L’Europe s’attaque au rosé

Quand j’ai lu ce billet, je n’ai pas pu m’empêcher d’être horrifiée : la commission européenne voudrait que l’Europe, et ça concerne presque essentiellement la France, s’aligne sur les normes internationales en matière de vins, reconnues par l’Organisation internationale des vins (OIV), et accepte les vins rosés… issus de mélange entre vins blancs et vins rouges ! Sacrebleu, voilà donc qu’on veut toucher à l’un des piliers de la culture française !

verres_degustation_vin_universal_tasting1 Le vin rosé est normalement fait à partir de raisin rouge selon un procédé bien particulier, et certainement pas par mélange, du moins en France. Ils disposent d’un label, l’appellation d’origine contrôlée (AOC), et sont les seuls à être autorisés à la vente dans l’hexagone. Et, dans ce domaine là, la France est le premier exportateur mondial. Pour Bruxelles, cela permettrait d’affranchir l’Europe de ses “entraves œnologique”, et ainsi de faciliter les exportations, car d’autres pays exportateurs de vin, comme l’Australie et les Etats-Unis, y ont déjà recours. En d’autres termes, il faut choisir la médiocrité pour vendre plus, et tant pis pour la qualité. Bacchus s’en retournerait dans sa tombe.
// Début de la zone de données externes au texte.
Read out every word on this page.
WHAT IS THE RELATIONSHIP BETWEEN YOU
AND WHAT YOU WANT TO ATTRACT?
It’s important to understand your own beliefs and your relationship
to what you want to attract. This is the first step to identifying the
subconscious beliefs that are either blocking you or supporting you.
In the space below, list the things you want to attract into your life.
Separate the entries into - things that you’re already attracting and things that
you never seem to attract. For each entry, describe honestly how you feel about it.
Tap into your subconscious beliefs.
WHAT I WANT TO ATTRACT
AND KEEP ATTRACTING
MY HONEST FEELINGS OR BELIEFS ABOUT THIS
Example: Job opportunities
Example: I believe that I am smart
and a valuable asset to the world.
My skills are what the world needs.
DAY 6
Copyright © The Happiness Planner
J’avoue que l’idée même de la fabrication de vin rosé comme un vulgaire mélange heurte ma petite fierté de française, mais ça me donne à réfléchir : pourquoi est-ce que ça m’agace ? D’autant plus que je ne bois pas d’alcool, et que je n’aime pas le vin. Qu’il soit rosé, blanc ou rouge, je n’aime pas ça, et pourtant j’essaie d’éduquer mon palais depuis plusieurs années, car je trouve dommage de ne pas apprécier les bons vins. En fait, c’est simplement une partie de mon identité en tant que française qui refuse l’idée d’un mélange et qui voudrait apprécier le vin. La France ne brille plus vraiment à travers le monde comme elle pu le faire (et personnellement je ne vois pas en quoi c’est un problème), et elle se rabat donc sur quelques domaines dans lesquelles elle s’estime encore leader mondial, la gastronomie au premier plan. La nourriture, la cuisine, le vin… font partie de ce que la France exporte le mieux. Pour que cela soit fin, pour que cela soit bon, il faut que ça soit français. Cet égocentrisme culinaire a tendance à m’agacer. L’avantage de voyager est que ça permet, entre autres, de se rendre compte de la façon dont les gaulois sont perçus à l’étranger. Et ce n’est pas toujours très glorieux. A Berlin, des amis de l’université m’ont dit que la France était synonyme d’un certain “art de vivre” (en français dans le texte !), que les français, hommes comme femmes, avaient la réputation d’être de bons amants, et surtout, que tous s’y connaissaient des les arts culinaires et pouvaient reconnaître le domaine et l’année de production d’un vin les yeux fermés (bon, j’exagère, mais c’était ça l’idée : on est les meilleurs !). Quelle blague. Inutile de préciser que la plupart d’entre nous ne cuisinent pas comme des chefs de restaurants trois étoiles et que notre connaissance des vins est limitée. Au Québec, j’ai eu un autre son de cloche : les québécois apprécient moyennement la tendance gauloise à prétendre parler le seul français correct, mais ils sont plutôt d’accord pour dire que la cuisine française, c’est pas mal du tout ! Quand je suis à l’étranger, je me sens presque obligée de m’excuser de ne pas savoir cuisiner et de ne pas boire de vins. Et c’est parfois pesant de sentir dans les remarques des uns et des autres à quel point le français est fier de lui-même.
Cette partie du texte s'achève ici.